Where: Online at “Script to Screen.”

Background: The Ransom Center will be sharing unique content related to the exhibition every day during the campaign through its social media channels on its Cultural Compass blog, Twitter and Facebook. Each day, the Ransom Center will highlight an item from a different section of the exhibition, which is organized by filmmaking jobs (director, producer, cinematographer and more) and by iconic film scenes with materials that show how those scenes were created. The campaign will run just over three weeks.

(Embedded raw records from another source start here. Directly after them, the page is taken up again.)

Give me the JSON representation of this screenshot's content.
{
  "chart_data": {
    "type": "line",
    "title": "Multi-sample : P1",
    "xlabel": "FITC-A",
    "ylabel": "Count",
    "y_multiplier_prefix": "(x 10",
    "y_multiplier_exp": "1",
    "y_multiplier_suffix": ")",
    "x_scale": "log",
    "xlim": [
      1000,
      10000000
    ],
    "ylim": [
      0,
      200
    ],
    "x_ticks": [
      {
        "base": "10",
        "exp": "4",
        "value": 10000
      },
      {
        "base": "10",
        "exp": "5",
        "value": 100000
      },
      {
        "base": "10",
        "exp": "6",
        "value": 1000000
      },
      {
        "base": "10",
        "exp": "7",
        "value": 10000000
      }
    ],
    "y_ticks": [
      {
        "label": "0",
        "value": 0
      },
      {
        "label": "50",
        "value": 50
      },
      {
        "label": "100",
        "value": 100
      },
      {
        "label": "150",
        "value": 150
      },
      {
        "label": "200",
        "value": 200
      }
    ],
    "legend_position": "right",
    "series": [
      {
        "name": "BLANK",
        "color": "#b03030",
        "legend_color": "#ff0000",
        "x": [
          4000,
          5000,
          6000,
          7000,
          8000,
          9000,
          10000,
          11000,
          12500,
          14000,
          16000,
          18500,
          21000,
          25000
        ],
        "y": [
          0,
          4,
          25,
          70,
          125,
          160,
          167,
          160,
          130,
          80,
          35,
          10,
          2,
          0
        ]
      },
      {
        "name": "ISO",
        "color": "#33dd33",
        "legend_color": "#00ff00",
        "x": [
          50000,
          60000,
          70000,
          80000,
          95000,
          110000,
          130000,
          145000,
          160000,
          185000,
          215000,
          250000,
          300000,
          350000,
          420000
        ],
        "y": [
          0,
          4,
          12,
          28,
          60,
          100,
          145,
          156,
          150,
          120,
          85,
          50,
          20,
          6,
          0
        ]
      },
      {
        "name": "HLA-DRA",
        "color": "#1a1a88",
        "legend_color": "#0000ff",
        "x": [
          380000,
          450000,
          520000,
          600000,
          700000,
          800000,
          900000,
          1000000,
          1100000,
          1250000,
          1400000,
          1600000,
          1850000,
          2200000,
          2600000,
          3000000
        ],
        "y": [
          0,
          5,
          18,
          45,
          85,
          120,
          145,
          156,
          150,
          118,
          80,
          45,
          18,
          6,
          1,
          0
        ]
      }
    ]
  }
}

Some “Script to Screen” highlights will include the following:

  • Audio of Alfred Hitchcock and Ernest Lehman
  • Makeup photos from “Gone With The Wind”
  • Photos of Mount Rushmore taken by Ernest Lehman while researching for “North By Northwest”
  • Video preview of the exhibition

“Making Movies” opens Feb. 9 and runs through Aug. 1. Featuring items from the Ransom Center’s extensive film collections, the exhibition reveals the collaborative nature of the filmmaking process and focuses on how the artists involved–from writers to directors, actors to cinematographers–transform the written word into moving image.

Highlights include original scripts, storyboards, production photos and call sheets, in addition to screenplays from “The Third Man,” “North by Northwest” and “Shakespeare in Love” and costumes from “Gone With The Wind,” “An Affair to Remember” and “Taxi Driver.”